Day Two Hundred Forty-Three “Fitted Sheet Fracas”
Oh, it’s time for the weekly battle once again, the struggle that has besieged many a harried housewife for generations, the epic fitted-sheet melee. When we remodeled our master bedroom years ago, we purchased our first queen-size bed, complete with a thick pillow-top mattress and an extra topper for an additional layer of comfort. That’s all well and good until the time comes to put on a clean, fitted sheet. I get one stupid corner secured, flop gracefully across the bed, sink instantly into those 7 layers of fluff, reach the opposing corner just in time to have the first corner pop off. The bed-sheet tussle continues, wearing through my Christian armor until tempers flare, well, my temper flares, the sheet remains rather passive. From corner to corner I bounce, ricocheting like a billiard ball off the sides of a pool table. Eventually my knight in shining armor arrives, quiets the hostilities, and assists in securing the sheet. Victory is mine, at least for this week.
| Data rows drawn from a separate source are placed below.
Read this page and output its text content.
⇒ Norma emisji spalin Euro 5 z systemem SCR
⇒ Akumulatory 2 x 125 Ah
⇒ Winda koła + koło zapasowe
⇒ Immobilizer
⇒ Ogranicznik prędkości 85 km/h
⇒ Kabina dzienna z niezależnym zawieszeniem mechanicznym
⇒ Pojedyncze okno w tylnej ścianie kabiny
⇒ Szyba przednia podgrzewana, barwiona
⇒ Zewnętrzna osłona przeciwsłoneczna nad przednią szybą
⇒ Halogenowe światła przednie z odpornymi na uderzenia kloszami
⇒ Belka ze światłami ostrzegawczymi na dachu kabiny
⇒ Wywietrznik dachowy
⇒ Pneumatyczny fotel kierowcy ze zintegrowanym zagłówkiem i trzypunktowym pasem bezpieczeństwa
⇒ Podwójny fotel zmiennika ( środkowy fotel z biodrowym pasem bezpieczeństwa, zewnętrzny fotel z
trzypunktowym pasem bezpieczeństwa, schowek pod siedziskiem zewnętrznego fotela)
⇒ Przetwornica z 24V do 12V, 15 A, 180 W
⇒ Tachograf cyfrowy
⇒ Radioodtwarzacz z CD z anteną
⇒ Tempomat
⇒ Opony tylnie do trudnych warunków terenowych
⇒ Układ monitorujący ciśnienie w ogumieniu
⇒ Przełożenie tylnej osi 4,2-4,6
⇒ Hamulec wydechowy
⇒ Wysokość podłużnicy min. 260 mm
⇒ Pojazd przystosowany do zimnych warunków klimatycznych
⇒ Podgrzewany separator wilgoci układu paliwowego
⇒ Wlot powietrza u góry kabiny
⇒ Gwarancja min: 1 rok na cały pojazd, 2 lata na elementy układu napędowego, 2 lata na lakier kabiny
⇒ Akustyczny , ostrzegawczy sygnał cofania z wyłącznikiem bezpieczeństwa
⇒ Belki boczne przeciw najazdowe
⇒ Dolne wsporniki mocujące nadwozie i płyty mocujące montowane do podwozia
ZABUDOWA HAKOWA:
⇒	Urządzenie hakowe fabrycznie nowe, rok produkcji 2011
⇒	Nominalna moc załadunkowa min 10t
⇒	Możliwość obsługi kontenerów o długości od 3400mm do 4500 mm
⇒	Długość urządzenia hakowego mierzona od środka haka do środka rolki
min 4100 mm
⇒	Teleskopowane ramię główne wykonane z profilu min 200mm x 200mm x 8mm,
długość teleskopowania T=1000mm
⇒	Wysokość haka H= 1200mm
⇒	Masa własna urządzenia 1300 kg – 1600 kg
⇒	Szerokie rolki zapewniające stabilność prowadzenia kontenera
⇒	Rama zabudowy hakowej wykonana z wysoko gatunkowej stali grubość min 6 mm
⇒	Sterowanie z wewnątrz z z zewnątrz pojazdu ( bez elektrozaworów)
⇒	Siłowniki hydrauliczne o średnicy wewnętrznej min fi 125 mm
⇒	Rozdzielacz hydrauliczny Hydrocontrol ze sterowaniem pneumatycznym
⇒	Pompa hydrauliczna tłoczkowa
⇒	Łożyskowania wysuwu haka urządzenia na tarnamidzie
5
That weekly sheet skirmish reminds me of another clash in my life, a minute-to-minute confrontation, a dogfight that seems endless, my battle with me. I can relate to the words of the apostle Paul as he pens this quandary: “For the good that I would I do not; but the evil which I would not, that I do,” and I sigh with him in agreement as he shares this frustration, but “how to perform that which is good I find not.” My flesh needs no encouragement to display anger, jealousy, bitterness, impatience; that takes no effort at all. But to live as Christ is against my carnal nature, requiring me to “put off…mortify” my flesh, and to “put on the new man,” the characteristics and mannerisms of Christ.
But often, as with the sheet battle, I find myself defeated, weak, with spiritual anemia. Although I try to “abstain from all appearance of evil,” I fall victim to my flesh. As I get one area, or corner of my life, under control, often another corner slips off. “Oh, wretched man that I am.” Any victory over the flesh is temporary, requiring me to “die daily,” to confront my flesh every moment of every day. And when I do succumb to that “old man” inside of me, it serves as a type of spiritual acid test, for it sickens my heart and convicts my soul, as I grasp the ugly fact that I have grieved and saddened my heavenly Father.
But thankfully I don’t have to live in the defeat of the flesh as “I thank God through Jesus Christ our Lord,” that the Holy Spirit stands ready to come to my aid, help my “infirmities,” guide me to victory, and “lead me into the land of uprightness.” When I lean on His strength and “walk in the Spirit,” the battle is no longer mine, but His.
Galatians 5:16 This I say then, Walk in the Spirit, and ye shall not fulfill the lust of the flesh.
Lord, help me to rely on Your Spirit, for I do not have the power in myself to battle my carnal flesh. When I fall into sin, help me to seek Your forgiveness and get back into the race again.